1 Tim 4:8 For bodily exercise profiteth little: but godliness is profitable unto all things, having promise of the life that now is, and of that which is to come.

Here, Paul was not saying that physical exercise is of no use, but had, indeed, some benefit. But, of greater value is the exercise for the soul in godliness, having everlasting benefits, as well as benefits for the here and now.

A good diet consisting of healthy food whereby we gain essential nutrition is also required to maintain our bodies in peak performance. If we depend upon fast foods and overload ourselves with sweets, soon we will see these poor habits affect many aspects of our health and performance. As well as good nutritional habits in partaking of healthy foods, we should also:

1 Peter 2:2 As newborn babes, desire the sincere milk of the word, that ye may grow thereby:

This, of course is referring to one's desire to grow spiritually: the spiritual food having spiritual nutritional value is the word of God.

There is an emotional balance for us to keep so that we do not “go off the deep end,” losing our perspective. One who is not emotionally adjusted creates all sorts of problems for himself. So it is in the spiritual realm as well. We are to be serious about our salvation, but not overbearing in manner: serious about controlling our appetites, yet allowing room for relaxation and enjoyment: serious about our focus on spiritual matters, but not manipulative, overbearing, nor controlling.

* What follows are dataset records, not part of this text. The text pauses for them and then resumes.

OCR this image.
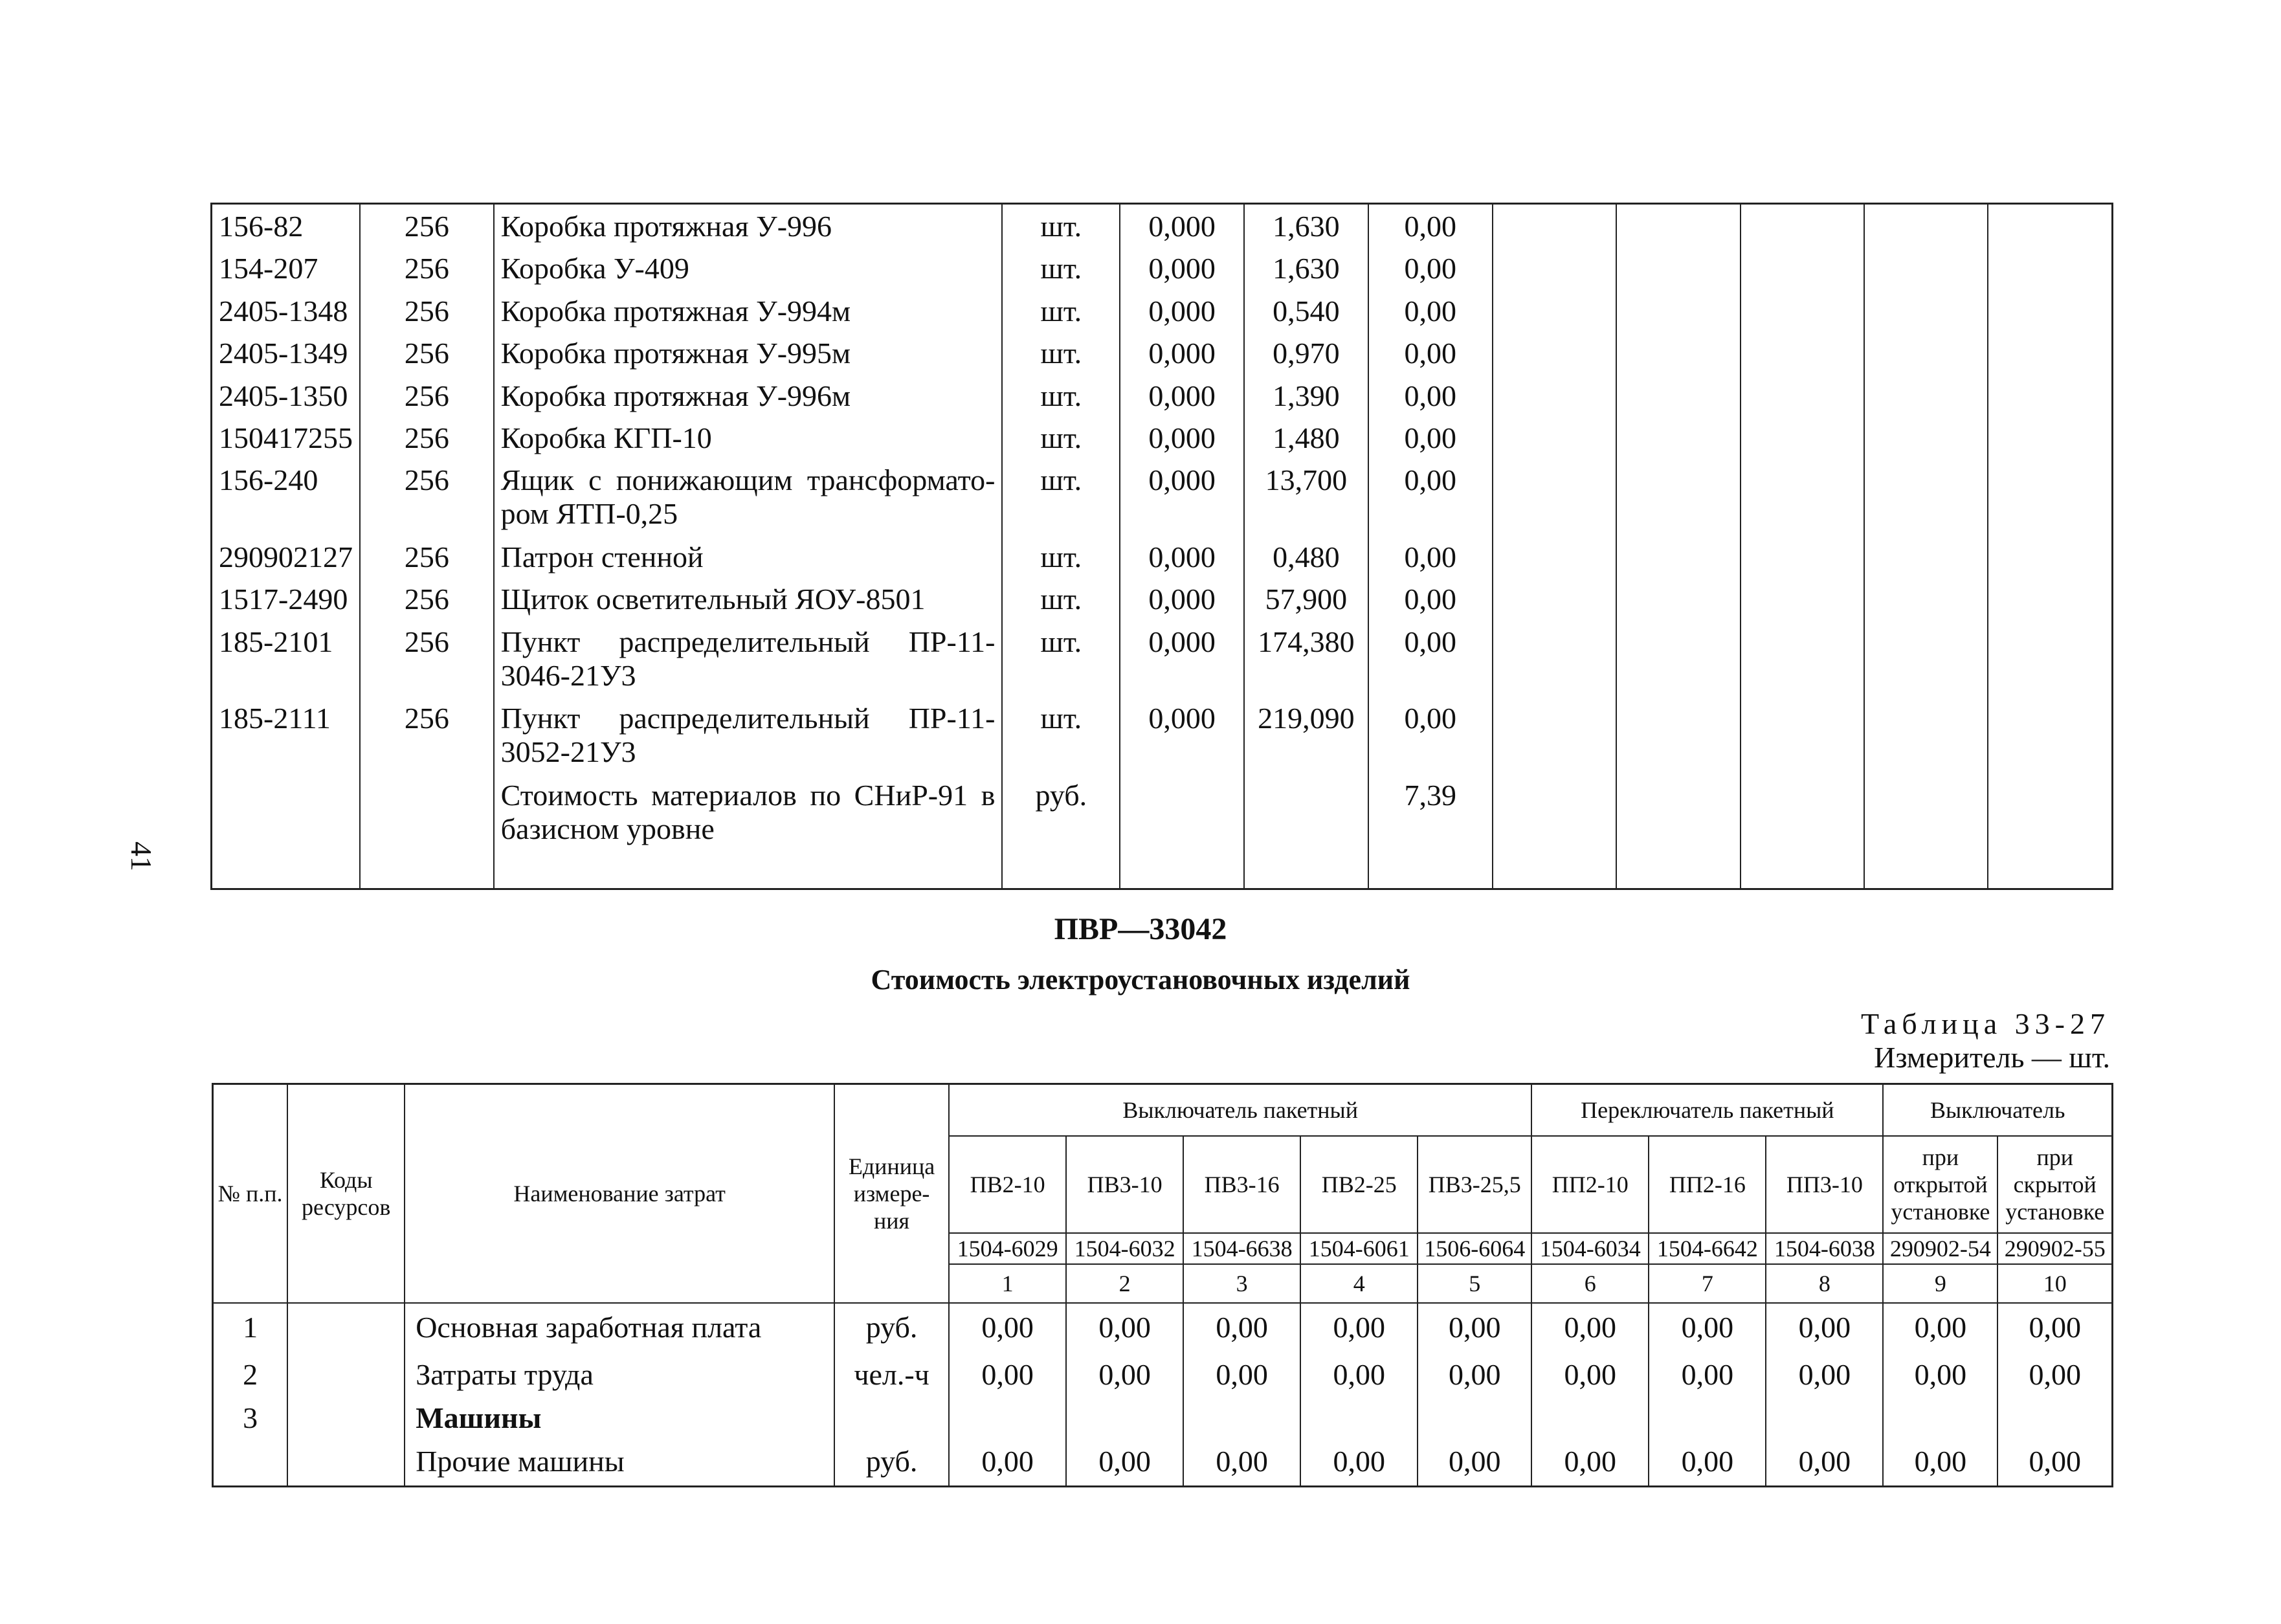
41
156-82	256	Коробка протяжная У-996	шт.	0,000	1,630	0,00					
154-207	256	Коробка У-409	шт.	0,000	1,630	0,00					
2405-1348	256	Коробка протяжная У-994м	шт.	0,000	0,540	0,00					
2405-1349	256	Коробка протяжная У-995м	шт.	0,000	0,970	0,00					
2405-1350	256	Коробка протяжная У-996м	шт.	0,000	1,390	0,00					
150417255	256	Коробка КГП-10	шт.	0,000	1,480	0,00					
156-240	256	Ящик с понижающим трансформато-ром ЯТП-0,25	шт.	0,000	13,700	0,00					
290902127	256	Патрон стенной	шт.	0,000	0,480	0,00					
1517-2490	256	Щиток осветительный ЯОУ-8501	шт.	0,000	57,900	0,00					
185-2101	256	Пункт распределительный ПР-11-3046-21У3	шт.	0,000	174,380	0,00					
185-2111	256	Пункт распределительный ПР-11-3052-21У3	шт.	0,000	219,090	0,00					
		Стоимость материалов по СНиР-91 в базисном уровне	руб.			7,39					

ПВР—33042
Стоимость электроустановочных изделий
Таблица 33-27
Измеритель — шт.
№ п.п.	Коды ресурсов	Наименование затрат	Единица измере-ния	Выключатель пакетный					Переключатель пакетный			Выключатель	
				ПВ2-10	ПВ3-10	ПВ3-16	ПВ2-25	ПВ3-25,5	ПП2-10	ПП2-16	ПП3-10	при открытой установке	при скрытой установке
				1504-6029	1504-6032	1504-6638	1504-6061	1506-6064	1504-6034	1504-6642	1504-6038	290902-54	290902-55
				1	2	3	4	5	6	7	8	9	10
1		Основная заработная плата	руб.	0,00	0,00	0,00	0,00	0,00	0,00	0,00	0,00	0,00	0,00
2		Затраты труда	чел.-ч	0,00	0,00	0,00	0,00	0,00	0,00	0,00	0,00	0,00	0,00
3		Машины											
		Прочие машины	руб.	0,00	0,00	0,00	0,00	0,00	0,00	0,00	0,00	0,00	0,00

These passages teach that Christians of all ages are to be sober minded.

1 Thess 5:6 Therefore let us not sleep, as do others; but let us watch and be sober.
Titus 2:11 But speak thou the things which become sound doctrine: 2 That the aged men be sober, grave, temperate, sound in faith, in charity, in patience. 3 The aged women likewise, that they be in behaviour as becometh holiness, not false accusers, not given to much wine, teachers of good things; 4 That they may teach the young women to be sober, to love their husbands, to love their children, 5 To be discreet, chaste, keepers at home, good, obedient to their own husbands, that the word of God be not blasphemed. 6 Young men likewise exhort to be sober minded.
1 Peter 5:8 Be sober, be vigilant; because your adversary the devil, as a roaring lion, walketh about, seeking whom he may devour:

This is sound doctrine, of course, that we all will make adequate preparation for eternity. The condition and disposition of our souls is paramount given the finality of judgment if, on the day of judgment, we are found wanting.

Yet, if one takes these verses and tailors his attitudes and behaviors to such a degree that he becomes prudish, down-right disagreeable, or perhaps best described as a sourpuss, then he has taken a tack which is way off course when considering other passages.

Prov 17:2 A merry heart doeth good like a medicine: but a broken spirit drieth the bones.
Prov 18:14 The spirit of a man will sustain his infirmity; but a wounded spirit who can bear?

The wise man noted that a pleasant disposition does wonders for our health, both mental and physical. As Christians who are interested in keeping that even keel, and being well adjusted, let us maintain those healthy habits which serve to prevent ourselves from becoming spiritually unbalanced.